Je n’ai jamais vu un ramassis de mensonges aussi gros, aussi honteux et aussi évidents que ces quelques mots !

Mais quelle ineffable hypocrisie, quelle monstrueuse litanie de contrevérités ! On pourrait les accuser de publicité mensongère, mais ces mots sont associés aux enjoliveurs et à la couleur de la voiture… Et même, ils ne vendent pas la France. Non, ils enrobent la pilule dans une couche molle qui s’accorde au nationalisme ambiant propagé par les imbéciles sportifs et les politiciens véreux.
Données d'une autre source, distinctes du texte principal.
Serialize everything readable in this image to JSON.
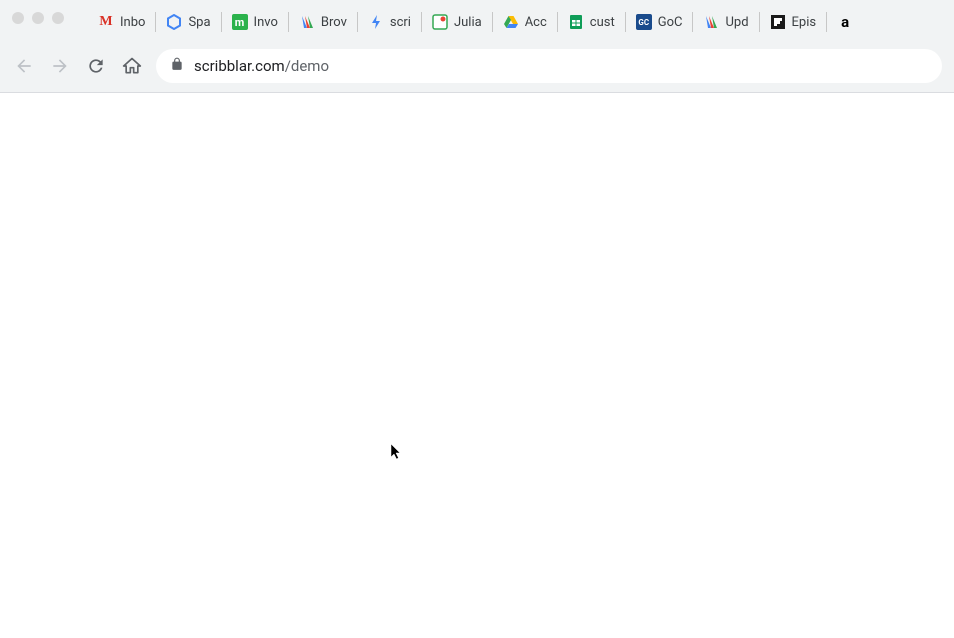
{
  "window": {
    "controls": [
      "close",
      "minimize",
      "maximize"
    ]
  },
  "bookmarks": [
    {
      "label": "Inbo",
      "icon": "gmail"
    },
    {
      "label": "Spa",
      "icon": "hexagon-blue"
    },
    {
      "label": "Invo",
      "icon": "m-green"
    },
    {
      "label": "Brov",
      "icon": "tri-color"
    },
    {
      "label": "scri",
      "icon": "blue-bolt"
    },
    {
      "label": "Julia",
      "icon": "julia"
    },
    {
      "label": "Acc",
      "icon": "gdrive"
    },
    {
      "label": "cust",
      "icon": "gsheets"
    },
    {
      "label": "GoC",
      "icon": "gc-badge"
    },
    {
      "label": "Upd",
      "icon": "tri-color"
    },
    {
      "label": "Epis",
      "icon": "flipboard"
    },
    {
      "label": "",
      "icon": "amazon"
    }
  ],
  "nav": {
    "back_enabled": false,
    "forward_enabled": false
  },
  "url": {
    "secure": true,
    "host": "scribblar.com",
    "path": "/demo"
  }
}
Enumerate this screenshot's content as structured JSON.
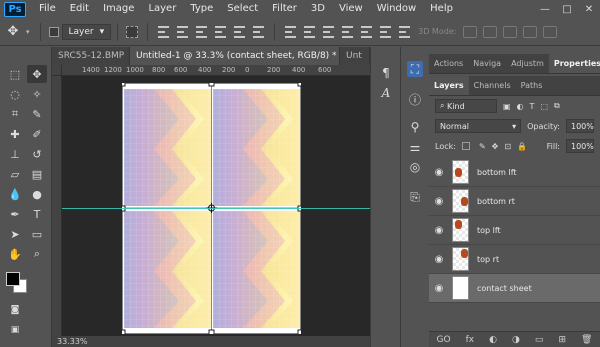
{
  "app": {
    "logo": "Ps"
  },
  "menu": [
    "File",
    "Edit",
    "Image",
    "Layer",
    "Type",
    "Select",
    "Filter",
    "3D",
    "View",
    "Window",
    "Help"
  ],
  "window_controls": [
    "—",
    "□",
    "✕"
  ],
  "options": {
    "auto_select_value": "Layer",
    "mode_label": "3D Mode:"
  },
  "tabs": [
    {
      "label": "SRC55-12.BMP",
      "close": "×"
    },
    {
      "label": "Untitled-1 @ 33.3% (contact sheet, RGB/8) *",
      "close": "×"
    },
    {
      "label": "Unt",
      "close": ""
    }
  ],
  "ruler_labels": [
    "1400",
    "1200",
    "1000",
    "800",
    "600",
    "400",
    "200",
    "0",
    "200",
    "400",
    "600"
  ],
  "status": {
    "zoom": "33.33%"
  },
  "panel_tabs": [
    "Actions",
    "Naviga",
    "Adjustm",
    "Properties"
  ],
  "layers_panel": {
    "tabs": [
      "Layers",
      "Channels",
      "Paths"
    ],
    "filter_kind": "Kind",
    "blend_mode": "Normal",
    "opacity_label": "Opacity:",
    "opacity_value": "100%",
    "lock_label": "Lock:",
    "fill_label": "Fill:",
    "fill_value": "100%",
    "layers": [
      {
        "name": "bottom lft",
        "visible": true,
        "selected": false
      },
      {
        "name": "bottom rt",
        "visible": true,
        "selected": false
      },
      {
        "name": "top lft",
        "visible": true,
        "selected": false
      },
      {
        "name": "top rt",
        "visible": true,
        "selected": false
      },
      {
        "name": "contact sheet",
        "visible": true,
        "selected": true
      }
    ],
    "footer_icons": [
      "GO",
      "fx",
      "◐",
      "◑",
      "▭",
      "⊞",
      "🗑"
    ]
  }
}
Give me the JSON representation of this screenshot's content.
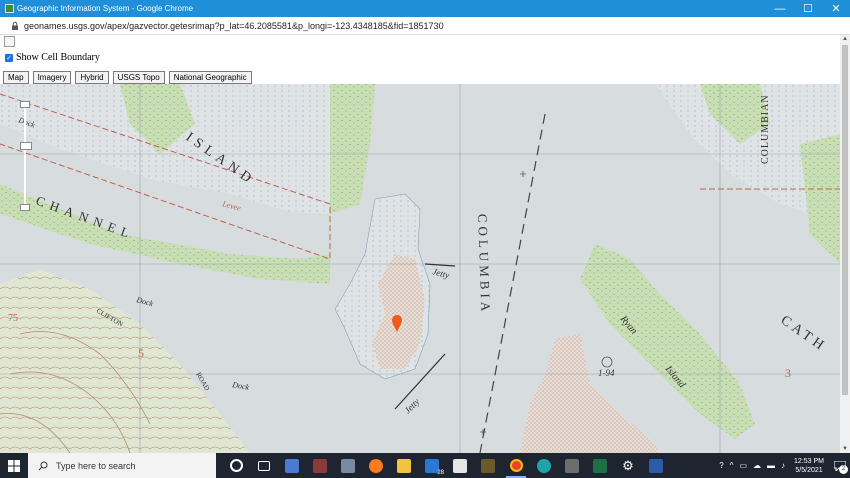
{
  "window": {
    "title": "Geographic Information System - Google Chrome",
    "minimize_glyph": "—",
    "maximize_glyph": "☐",
    "close_glyph": "✕"
  },
  "address": {
    "url": "geonames.usgs.gov/apex/gazvector.getesrimap?p_lat=46.2085581&p_longi=-123.4348185&fid=1851730"
  },
  "page": {
    "checkbox_label": "Show Cell Boundary",
    "checkbox_checked": true,
    "map_types": [
      "Map",
      "Imagery",
      "Hybrid",
      "USGS Topo",
      "National Geographic"
    ]
  },
  "map_labels": {
    "island": "ISLAND",
    "channel": "CHANNEL",
    "columbia_main": "COLUMBIA",
    "columbian_top": "COLUMBIAN",
    "cath": "CATH",
    "jetty1": "Jetty",
    "jetty2": "Jetty",
    "ryan": "Ryan",
    "island_ryan": "Island",
    "dock1": "Dock",
    "dock2": "Dock",
    "dock3": "Dock",
    "levee": "Levee",
    "clifton": "CLIFTON",
    "road": "ROAD",
    "num_3": "3",
    "num_75": "75",
    "num_194": "1-94",
    "num_5": "5"
  },
  "taskbar": {
    "search_placeholder": "Type here to search",
    "mail_badge": "28",
    "time": "12:53 PM",
    "date": "5/5/2021",
    "notification_count": "2"
  },
  "colors": {
    "titlebar": "#1e8fd8",
    "taskbar": "#1f2530",
    "marsh": "#c9dfb2",
    "water": "#d7dcdf",
    "marker": "#f05a1a"
  }
}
Certes, il n’y a vraiment eu que ça pour faire voter les millions de sinistres cons de France… Mais tous ont voté, quel que soit leur bord, pour tenter de mettre fin aux inégalités (termes devenus des lieux communs, mais qui décrivent bien le concept, pour une fois). C’est justement parce que les inégalités sont toujours là, flagrantes, évidentes, insolentes, que cette publicité est d’une effroyable tartufferie.

D’autant que Fiat est une marque italienne.

Je ne dis pas qu'il faut insulter la France, mais si on pouvait éviter de la ridiculiser en vantant les qualités qu'elle n'a pas... Voilà encore une marque de désinformation totale, par ailleurs spontanée (n'en déplaise aux conspirationnistes, il ets clair que c'est l'idée des publicitaires de surfer sur la vague bleu-blanc-rouge), tout à fait dans l'air du temps. On vient de l'annoncer, la France n'est qu'au 31e rang question liberté de la presse.

Passons... faire ce genre de publicité pour une voiture, une commodité que peu de gens peuvent se permettre, c’est déjà moche… En disant que voiture = liberté, c’est pire : la liberté s’achète donc, et cher ! Mais en exhibant la récompense décernée par une ligue qui, par ses actions, a rendu directement ou non le permis de conduire, les assurances et les amendes plus chères, ça, c’est le pire foutage de gueule au monde dans ce domaine !

Si vous ne me croyez pas, allez voir sur leur site. Ils sont fiers de leur connerie, en plus : c’est en première page.